Paediatric burn injuries are vulnerable to severe complications, most often infection, making prompt and precise diagnosis of bacterial bioburden vital to preventing detrimental consequences and optimizing patients’ outcomes. Currently, burn wounds are assessed for infection via examining the clinical signs and symptoms of infection, which can be confirmed by swab culture analysis. While the former approach is subjective and experience-dependant, the latter technique is susceptible to missing subsurface, biofilm-associated colonization and any peripheral bacterial burden, and also delays confirmation by up to 5 days. The MolecuLight i:X is a handheld, non-contact fluorescence imaging device, which can reveal real-time information about clinically-significant levels of bacteria and their biodistribution in surface and subsurface burn wound tissues.

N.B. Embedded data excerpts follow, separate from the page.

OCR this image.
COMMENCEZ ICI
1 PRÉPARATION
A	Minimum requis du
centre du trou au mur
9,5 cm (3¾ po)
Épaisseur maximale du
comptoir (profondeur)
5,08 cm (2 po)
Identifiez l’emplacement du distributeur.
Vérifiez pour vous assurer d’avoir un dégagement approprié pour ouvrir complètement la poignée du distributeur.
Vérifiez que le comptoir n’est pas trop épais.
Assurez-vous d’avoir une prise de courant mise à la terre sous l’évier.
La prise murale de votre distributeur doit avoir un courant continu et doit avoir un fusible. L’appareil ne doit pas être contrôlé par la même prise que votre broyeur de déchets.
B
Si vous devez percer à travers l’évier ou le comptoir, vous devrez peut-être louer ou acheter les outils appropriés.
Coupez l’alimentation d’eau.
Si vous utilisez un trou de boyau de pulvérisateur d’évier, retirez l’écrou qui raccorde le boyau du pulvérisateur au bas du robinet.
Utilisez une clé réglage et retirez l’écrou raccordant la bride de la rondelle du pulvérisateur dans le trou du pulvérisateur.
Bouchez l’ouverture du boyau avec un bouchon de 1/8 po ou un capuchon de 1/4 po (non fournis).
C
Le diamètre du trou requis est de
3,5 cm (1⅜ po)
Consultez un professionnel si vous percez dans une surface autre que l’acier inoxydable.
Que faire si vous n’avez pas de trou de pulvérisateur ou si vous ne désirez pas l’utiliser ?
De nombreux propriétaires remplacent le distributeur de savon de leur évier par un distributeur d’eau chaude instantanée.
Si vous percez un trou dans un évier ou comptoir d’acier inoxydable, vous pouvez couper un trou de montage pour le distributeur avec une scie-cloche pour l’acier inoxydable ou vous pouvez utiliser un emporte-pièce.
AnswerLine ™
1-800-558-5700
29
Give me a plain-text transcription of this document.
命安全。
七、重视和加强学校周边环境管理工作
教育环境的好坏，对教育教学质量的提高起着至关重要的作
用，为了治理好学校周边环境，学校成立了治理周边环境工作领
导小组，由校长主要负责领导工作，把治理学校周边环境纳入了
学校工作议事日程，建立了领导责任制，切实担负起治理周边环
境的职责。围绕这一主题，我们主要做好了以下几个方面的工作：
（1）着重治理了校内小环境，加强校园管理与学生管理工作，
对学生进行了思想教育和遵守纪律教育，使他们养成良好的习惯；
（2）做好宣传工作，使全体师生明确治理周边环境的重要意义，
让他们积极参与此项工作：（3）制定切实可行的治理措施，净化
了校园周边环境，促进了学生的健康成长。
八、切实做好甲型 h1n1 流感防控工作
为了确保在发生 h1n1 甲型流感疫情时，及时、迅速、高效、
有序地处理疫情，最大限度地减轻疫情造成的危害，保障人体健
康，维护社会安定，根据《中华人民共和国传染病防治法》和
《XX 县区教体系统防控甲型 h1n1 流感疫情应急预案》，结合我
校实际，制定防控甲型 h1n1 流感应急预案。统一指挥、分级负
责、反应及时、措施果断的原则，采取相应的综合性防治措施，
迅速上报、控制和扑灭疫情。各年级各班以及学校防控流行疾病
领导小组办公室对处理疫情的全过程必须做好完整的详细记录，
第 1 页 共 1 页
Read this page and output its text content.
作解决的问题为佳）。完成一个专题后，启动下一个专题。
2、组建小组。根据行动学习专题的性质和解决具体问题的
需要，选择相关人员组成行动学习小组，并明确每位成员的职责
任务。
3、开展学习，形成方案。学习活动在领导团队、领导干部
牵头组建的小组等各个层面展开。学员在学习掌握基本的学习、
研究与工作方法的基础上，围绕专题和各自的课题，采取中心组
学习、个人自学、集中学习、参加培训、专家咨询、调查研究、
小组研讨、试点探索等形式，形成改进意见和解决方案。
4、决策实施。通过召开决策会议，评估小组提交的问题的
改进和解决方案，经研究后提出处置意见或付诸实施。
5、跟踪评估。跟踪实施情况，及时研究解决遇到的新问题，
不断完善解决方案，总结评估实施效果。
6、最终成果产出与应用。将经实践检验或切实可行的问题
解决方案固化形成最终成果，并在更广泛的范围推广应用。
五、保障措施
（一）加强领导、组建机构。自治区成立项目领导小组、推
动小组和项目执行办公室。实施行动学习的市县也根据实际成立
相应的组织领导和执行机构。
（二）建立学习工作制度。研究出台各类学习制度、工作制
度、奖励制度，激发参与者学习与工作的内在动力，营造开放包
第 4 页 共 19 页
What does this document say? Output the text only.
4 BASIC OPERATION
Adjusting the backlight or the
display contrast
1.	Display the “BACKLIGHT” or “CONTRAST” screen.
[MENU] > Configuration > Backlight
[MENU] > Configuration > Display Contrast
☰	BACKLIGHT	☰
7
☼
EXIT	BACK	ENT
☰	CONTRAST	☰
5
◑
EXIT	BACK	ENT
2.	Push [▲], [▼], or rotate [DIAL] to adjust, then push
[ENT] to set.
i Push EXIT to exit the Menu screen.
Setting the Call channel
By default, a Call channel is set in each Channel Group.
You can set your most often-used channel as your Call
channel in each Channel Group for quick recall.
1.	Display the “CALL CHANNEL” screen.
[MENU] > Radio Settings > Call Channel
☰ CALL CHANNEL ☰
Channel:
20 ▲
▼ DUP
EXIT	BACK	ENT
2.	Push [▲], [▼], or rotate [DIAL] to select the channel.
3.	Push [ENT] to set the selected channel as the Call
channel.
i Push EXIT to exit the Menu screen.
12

We conducted a single-centre observational study to assess the device efficacy in identifying critical bacterial levels in paediatric burn wounds and to test the children’s compliance and the overall feasibility of the device integration into the current diagnostic practice. Ten patients with sixteen wounds were recruited and assessed for the presence or absence of clinical signs and symptoms of infection and the presence or absence of bacterial fluorescence on images, with swabs taken to confirm findings. Results demonstrate the device’s ability to visualize clinically-significant bacterial burden and to localize distribution of pathogens. All clinicians agreed on the high compliance with the device and high feasibility of incorporating the device into routine wound assessments. The results of this study may pave the way towards including bacterial fluorescence imaging into the standard diagnostic algorithm for paediatric burn population.